Purtroppo per noi, il pubblico, quello che era uno spin off è diventato il gruppo principale, e Chris ha tolto la spina ai Crowes. Quella di ieri sera era la buona occasione per assistere ad un concerto home made, un’occasione rara qui alla periferia dell’impero. Avendo ascoltato qualche registrazione dal vivo della Brotherhood, sono arrivato allo show carico di pregiudizi, ma alla fine anche con la segreta speranza di ricredermi e rimanere sorpreso. Speranza vana: i CRB sono come vedere i Grateful Dead senza Grateful Dead.
Se l’ispirazione è decisamente quella, il paragone non si pone neppure: dove l’architettura musicale del gruppo di Garcia è potente e delicata, come un aliante che prende quota e velocità, così l’airplane di Robinson e soci è pesante e incapace di prendere il volo. La ritmica è elementare e pesante, mentre Chris, sempre dotato di una bella voce, lascia perdere tutto il suo carisma sul palco, per limitarsi a suonare senza infamia e senza lode la chitarra ritmica.

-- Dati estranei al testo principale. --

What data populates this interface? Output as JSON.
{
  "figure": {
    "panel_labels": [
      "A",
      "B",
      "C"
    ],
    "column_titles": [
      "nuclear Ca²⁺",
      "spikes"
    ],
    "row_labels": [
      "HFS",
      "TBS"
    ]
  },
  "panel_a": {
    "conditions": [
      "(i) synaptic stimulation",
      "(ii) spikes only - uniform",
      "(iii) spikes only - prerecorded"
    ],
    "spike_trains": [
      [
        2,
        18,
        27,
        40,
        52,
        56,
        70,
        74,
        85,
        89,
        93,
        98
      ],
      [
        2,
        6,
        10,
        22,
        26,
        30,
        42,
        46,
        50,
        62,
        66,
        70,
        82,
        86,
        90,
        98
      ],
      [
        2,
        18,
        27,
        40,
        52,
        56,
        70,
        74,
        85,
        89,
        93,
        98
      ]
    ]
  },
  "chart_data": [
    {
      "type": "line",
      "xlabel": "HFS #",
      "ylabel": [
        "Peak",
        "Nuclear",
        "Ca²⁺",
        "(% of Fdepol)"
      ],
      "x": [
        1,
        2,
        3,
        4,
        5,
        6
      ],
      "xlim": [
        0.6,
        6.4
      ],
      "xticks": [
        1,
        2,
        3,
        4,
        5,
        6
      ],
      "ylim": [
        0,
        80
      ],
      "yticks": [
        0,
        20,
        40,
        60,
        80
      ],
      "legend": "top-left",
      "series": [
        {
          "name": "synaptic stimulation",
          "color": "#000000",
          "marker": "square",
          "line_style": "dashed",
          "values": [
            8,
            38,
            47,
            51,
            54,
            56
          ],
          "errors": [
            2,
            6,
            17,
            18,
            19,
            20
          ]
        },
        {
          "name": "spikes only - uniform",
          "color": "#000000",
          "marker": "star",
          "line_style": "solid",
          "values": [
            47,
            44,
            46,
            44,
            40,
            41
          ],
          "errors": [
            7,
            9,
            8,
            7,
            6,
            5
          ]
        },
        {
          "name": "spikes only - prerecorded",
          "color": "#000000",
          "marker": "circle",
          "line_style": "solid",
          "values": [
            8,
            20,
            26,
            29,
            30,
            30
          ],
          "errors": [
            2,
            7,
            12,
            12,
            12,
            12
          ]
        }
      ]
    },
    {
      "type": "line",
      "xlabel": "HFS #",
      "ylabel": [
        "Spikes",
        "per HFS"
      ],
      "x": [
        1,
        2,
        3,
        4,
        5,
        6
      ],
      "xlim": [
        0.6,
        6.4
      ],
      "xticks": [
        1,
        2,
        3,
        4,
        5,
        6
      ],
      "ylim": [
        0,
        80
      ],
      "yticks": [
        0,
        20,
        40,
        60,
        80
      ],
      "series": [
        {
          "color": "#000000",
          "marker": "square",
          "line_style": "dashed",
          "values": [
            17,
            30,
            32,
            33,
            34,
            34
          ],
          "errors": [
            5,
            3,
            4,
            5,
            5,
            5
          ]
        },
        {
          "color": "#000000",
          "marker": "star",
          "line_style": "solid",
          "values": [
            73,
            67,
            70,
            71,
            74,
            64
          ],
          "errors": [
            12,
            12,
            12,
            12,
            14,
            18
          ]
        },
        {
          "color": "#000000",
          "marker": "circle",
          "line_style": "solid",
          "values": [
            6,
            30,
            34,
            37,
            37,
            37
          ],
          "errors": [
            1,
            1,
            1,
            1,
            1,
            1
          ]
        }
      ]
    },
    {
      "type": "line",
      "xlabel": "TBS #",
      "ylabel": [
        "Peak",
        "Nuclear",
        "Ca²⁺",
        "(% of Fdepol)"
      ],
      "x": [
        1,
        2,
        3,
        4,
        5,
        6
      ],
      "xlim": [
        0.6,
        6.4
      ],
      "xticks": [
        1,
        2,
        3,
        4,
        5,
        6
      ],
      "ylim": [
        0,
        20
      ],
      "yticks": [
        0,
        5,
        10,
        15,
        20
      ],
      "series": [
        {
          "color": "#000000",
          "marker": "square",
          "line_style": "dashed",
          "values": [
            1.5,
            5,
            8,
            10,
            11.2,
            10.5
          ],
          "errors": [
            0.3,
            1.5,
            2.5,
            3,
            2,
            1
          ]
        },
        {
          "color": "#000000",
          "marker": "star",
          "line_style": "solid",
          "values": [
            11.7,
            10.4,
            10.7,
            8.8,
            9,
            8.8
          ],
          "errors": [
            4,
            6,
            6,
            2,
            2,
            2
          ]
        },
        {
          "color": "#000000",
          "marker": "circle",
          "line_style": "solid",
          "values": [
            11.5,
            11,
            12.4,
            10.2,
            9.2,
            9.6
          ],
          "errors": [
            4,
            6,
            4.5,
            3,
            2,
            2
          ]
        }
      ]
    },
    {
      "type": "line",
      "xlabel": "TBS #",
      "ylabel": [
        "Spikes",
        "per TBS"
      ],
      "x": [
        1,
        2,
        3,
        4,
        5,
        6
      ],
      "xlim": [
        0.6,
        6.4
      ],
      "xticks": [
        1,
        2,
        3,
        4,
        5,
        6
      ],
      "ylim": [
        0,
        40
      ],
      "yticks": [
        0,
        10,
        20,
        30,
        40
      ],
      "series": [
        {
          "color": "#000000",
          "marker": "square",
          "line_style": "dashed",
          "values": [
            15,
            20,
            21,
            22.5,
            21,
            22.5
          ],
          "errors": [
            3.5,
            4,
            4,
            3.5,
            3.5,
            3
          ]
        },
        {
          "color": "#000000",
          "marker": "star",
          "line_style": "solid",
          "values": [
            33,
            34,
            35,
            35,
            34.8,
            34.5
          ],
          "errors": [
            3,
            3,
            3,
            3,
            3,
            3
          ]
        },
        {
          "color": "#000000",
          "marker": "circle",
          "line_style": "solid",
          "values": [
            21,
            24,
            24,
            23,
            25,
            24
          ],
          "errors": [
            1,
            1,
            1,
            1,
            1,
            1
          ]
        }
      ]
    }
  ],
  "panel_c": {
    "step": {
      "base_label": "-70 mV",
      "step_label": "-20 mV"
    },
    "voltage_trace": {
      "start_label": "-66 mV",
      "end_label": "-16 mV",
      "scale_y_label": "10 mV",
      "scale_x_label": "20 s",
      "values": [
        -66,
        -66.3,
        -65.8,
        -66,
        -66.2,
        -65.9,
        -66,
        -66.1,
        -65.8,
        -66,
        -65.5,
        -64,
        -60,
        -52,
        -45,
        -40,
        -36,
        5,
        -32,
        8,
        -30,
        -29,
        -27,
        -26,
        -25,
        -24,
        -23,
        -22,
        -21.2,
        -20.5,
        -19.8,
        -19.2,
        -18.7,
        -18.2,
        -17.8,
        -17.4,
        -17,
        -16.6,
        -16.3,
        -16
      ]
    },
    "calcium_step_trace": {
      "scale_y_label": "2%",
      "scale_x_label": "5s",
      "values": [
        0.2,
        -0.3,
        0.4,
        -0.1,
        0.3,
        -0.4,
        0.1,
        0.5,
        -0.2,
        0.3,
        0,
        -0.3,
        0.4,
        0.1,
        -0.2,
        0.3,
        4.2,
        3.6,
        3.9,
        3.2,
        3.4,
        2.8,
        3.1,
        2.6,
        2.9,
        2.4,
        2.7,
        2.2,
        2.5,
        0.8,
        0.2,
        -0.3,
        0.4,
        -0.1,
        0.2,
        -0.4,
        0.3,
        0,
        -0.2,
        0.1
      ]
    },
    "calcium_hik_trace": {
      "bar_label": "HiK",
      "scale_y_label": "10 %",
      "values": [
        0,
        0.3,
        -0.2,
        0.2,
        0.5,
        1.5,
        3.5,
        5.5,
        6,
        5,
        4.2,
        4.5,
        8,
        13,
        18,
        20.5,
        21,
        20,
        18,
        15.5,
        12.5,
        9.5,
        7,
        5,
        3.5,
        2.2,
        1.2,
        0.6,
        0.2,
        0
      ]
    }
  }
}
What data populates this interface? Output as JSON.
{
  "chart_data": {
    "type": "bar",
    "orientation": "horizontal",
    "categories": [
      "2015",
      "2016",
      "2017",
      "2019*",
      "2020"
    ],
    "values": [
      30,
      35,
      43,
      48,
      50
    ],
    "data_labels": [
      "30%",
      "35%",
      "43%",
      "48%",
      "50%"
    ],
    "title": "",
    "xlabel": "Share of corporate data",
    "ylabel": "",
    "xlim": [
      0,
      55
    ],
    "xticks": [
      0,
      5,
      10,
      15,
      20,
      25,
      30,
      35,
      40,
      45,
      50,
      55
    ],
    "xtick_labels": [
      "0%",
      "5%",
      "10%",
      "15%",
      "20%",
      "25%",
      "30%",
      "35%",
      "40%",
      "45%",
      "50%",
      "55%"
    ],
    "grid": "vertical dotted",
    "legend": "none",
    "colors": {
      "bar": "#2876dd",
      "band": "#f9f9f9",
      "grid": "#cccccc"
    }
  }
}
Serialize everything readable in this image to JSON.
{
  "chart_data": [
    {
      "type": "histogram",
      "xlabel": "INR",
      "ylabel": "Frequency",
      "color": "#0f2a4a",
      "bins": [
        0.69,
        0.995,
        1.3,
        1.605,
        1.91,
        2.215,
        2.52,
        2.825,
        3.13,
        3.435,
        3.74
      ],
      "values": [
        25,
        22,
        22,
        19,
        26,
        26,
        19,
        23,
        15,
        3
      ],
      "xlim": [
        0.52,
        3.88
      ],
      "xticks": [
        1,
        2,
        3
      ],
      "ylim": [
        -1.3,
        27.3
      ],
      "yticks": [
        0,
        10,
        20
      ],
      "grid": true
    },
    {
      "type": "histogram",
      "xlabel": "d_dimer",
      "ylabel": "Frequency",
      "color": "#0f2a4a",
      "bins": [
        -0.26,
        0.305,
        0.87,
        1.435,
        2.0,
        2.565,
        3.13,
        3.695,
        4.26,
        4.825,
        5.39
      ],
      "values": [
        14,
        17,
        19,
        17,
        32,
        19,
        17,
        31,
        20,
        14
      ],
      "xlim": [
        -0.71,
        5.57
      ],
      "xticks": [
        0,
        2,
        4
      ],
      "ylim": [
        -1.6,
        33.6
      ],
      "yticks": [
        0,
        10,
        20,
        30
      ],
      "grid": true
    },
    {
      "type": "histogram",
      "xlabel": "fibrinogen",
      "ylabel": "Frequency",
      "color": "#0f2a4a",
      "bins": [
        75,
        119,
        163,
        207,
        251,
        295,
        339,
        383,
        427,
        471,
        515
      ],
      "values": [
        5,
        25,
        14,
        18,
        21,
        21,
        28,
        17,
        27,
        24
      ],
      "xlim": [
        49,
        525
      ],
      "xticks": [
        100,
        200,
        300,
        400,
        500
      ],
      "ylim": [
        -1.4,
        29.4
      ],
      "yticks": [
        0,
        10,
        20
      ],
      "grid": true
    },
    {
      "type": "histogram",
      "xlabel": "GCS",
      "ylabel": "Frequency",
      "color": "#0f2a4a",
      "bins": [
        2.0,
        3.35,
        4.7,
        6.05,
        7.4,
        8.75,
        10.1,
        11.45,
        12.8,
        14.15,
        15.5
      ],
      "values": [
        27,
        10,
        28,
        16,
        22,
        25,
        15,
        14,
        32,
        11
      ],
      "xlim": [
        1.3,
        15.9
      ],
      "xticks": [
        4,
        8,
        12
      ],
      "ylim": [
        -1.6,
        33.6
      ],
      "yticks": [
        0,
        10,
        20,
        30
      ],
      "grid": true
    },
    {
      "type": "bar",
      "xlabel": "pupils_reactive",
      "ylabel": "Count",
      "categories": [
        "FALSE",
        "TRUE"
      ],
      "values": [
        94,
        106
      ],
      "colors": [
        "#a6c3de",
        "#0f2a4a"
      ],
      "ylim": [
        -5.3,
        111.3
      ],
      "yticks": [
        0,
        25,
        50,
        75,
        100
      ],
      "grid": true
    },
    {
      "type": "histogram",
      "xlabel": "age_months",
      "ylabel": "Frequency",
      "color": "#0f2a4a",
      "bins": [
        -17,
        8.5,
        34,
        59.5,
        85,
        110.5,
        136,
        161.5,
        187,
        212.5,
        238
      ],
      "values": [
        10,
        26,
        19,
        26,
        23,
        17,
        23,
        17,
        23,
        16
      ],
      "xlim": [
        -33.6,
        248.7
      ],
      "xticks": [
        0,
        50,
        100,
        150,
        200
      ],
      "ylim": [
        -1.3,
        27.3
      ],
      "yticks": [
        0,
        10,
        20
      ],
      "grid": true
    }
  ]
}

I brani scorrono lentamente senza sorprese (una scintilla qua e la, che non si sviluppa mai), abbelliti ogni tanto dalla solista di Neal Casal e appesantiti dal mini moog di Adam MacDougall (che nei Black Crowes suona l’organo).
Anche se il pubblico si è mostrato generoso e soprattutto affamato di rock, il sentimento principale era la noia, che ho cercato di stemperare al bar, prima di decidermi a uscire, io e Linda, ad affrontare la notte milanese. Anche il locale, di per sé decisamente carino, non è il posto ideale per ascoltare la psichedelia del quintetto: li avremmo goduti di più sdraiati sul pavimento come all’UFO Club, o ancora meglio sull’erba di qualche prato californiano - anche se di sicuro mi sarei addormentato.
Fuori all’aria frizzante notturna di fine inverno, mi ha stupito invece Milano, da cui in definitiva mancavo da molto tempo: il caso mi ha condotto in un posto onirico, grattacieli illuminati alla Blade Runner attorno all’austero Cimitero Monumentale, ed il quartiere cinese dove ragazzini inquietanti dagli occhi a mandorla uscivano da enormi limousine che neanche pensavo esistessero. C'erano almeno altri due concerti a Milano ieri sera, Jesse Malin e un gruppo giovanile all'Alcatraz, di cui ho beccato l'uscita ed erano tanti tanti e tanto giovani. Serata conclusa a mangiare pollo fritto in un locale aperto 24 ore su 24, 7 sere su 7. Cose che un country di Woodstock Valtrebbia come me non si aspetta.